26 June 2014

A Russian Summer

Unexpected Seasons

Winters are long around St Petersburg but less severe than in parts of the United States.  Pushkin wrote about the beauty of autumn in our city area but the current climate is usually rainy, and cold.

We hope for good May weather, but spring is often cold and wet. This year both our village and St Petersburg had several hot May days, then raw weather two weeks before summer began on June 21.  June’s cold days and nights have been unusually severe, making for an even shorter growing season.

Larissa planted with an astrology gardening calendar around June 10.  Europeans talk of summer starting June 1, but this year we see no sign of continual warm weather until July.  What’s hopeful is that the nights are getting warmer, from lows of 1 to 5 C to 10 C and better.

An Unwanted Adventure

The Ostashkov to Peno road, on the way to Zaloze, is atrocious... one lane each way with no dividers and bad shoulders which people drive at dangerous speeds.  Our driver, Dima, wears racing gloves which provide a lugubrious contrast to his old Lada with broken  suspension. 

He seems always pressed for time.  In Russia, it’s customary that the man passenger sits up front, the woman in back.  I dreaded this ride but we could find no one else to take us.  

Halfway to Peno, we were racing in the rain, passing cars and trucks on curves, careening along patchy macadam.
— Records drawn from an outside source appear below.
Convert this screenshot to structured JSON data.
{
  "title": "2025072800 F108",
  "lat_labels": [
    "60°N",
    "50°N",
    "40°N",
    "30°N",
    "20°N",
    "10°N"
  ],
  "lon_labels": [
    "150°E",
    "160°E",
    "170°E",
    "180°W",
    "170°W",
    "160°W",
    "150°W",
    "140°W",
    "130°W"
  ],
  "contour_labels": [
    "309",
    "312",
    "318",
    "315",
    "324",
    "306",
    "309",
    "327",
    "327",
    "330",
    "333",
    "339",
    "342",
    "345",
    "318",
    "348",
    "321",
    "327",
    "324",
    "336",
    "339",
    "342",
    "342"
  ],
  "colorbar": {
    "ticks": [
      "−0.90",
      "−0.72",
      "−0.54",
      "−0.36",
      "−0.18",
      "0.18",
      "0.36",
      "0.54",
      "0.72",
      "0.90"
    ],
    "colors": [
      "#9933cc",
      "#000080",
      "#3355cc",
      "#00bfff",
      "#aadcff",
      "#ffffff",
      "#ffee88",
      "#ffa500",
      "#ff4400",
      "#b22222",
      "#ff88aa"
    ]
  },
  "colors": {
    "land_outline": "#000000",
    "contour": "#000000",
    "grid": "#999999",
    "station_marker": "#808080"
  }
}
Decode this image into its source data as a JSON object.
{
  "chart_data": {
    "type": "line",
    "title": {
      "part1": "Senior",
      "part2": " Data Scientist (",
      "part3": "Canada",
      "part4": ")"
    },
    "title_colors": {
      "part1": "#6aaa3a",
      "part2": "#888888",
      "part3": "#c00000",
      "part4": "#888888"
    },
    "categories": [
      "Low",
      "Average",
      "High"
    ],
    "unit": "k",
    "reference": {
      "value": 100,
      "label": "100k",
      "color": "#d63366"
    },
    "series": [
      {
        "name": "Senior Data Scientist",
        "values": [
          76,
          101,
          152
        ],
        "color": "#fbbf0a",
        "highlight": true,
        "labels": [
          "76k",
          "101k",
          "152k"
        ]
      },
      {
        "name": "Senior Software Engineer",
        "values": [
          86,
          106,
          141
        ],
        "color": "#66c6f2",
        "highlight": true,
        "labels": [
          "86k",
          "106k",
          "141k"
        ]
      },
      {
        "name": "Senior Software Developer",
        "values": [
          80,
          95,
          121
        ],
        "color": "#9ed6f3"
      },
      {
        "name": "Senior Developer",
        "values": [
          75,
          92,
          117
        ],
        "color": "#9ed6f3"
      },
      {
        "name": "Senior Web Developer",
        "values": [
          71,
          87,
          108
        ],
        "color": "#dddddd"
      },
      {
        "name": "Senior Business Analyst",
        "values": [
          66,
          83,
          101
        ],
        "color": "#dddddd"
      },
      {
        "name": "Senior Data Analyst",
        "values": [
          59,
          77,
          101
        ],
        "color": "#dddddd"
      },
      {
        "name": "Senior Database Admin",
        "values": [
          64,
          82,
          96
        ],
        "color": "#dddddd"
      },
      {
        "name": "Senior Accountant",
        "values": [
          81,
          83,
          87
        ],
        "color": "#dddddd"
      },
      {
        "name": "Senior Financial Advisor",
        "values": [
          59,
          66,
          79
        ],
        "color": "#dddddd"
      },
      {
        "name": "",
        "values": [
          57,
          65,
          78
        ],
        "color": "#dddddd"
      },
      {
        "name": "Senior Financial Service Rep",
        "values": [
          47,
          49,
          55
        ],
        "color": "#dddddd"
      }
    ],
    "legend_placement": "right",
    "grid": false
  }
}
The car was shuddering over pot holes.   He ignored the first request to take it easy.  I’m known as a quiet foreigner, but then I screamed in two languages to slow down... and added what I thought of him.  It was hard to tell if he adjusted his driving, but he seemed to become afraid of me, as he kept glancing my way.

Our banya, Peno supermarkets, and mobile grocery stores...

The other day we lit the fire in our banya for the first time this summer.  Now at 71, my love of novelty and adventure are replaced with a wish for simple comfort.  We have a solar shower waiting a few hot days to make it ready, but for Larissa and most Russians, the banya with its many steps, is an essential part of their being.  Larissa noted that we had plenty of hot water, so she invited the people across the way to use the banya when we were finished.  Their grandson, a youngster, was delighted with the old fashioned structure and the splashing of water!

Peno, southeast of us, is changing.  Passenger trains no longer stop there.  But there is a commercial revolution... three supermarkets have opened since a year or so ago.  Larisa found lettuce for sale... the first time we have been able to buy it while on vacation in ten years!

On Tuesdays Lena arrives from Zabelino, the simple town next to us, where she runs the government grocery store.  She has an old truck autolavka from which she sells basic supplies, the best grey bread, and newspapers. We also have two privately owned autolavka stores...  Nadia on Wednesdays and Natasha on Saturdays, with a refrigerator that allows for the sale of a range of perishables, besides the usual canned foods and packaged products.    Now we are well fed, expecting better weather, and staying warm by our wood fired stove.  Stop by for salad and supper!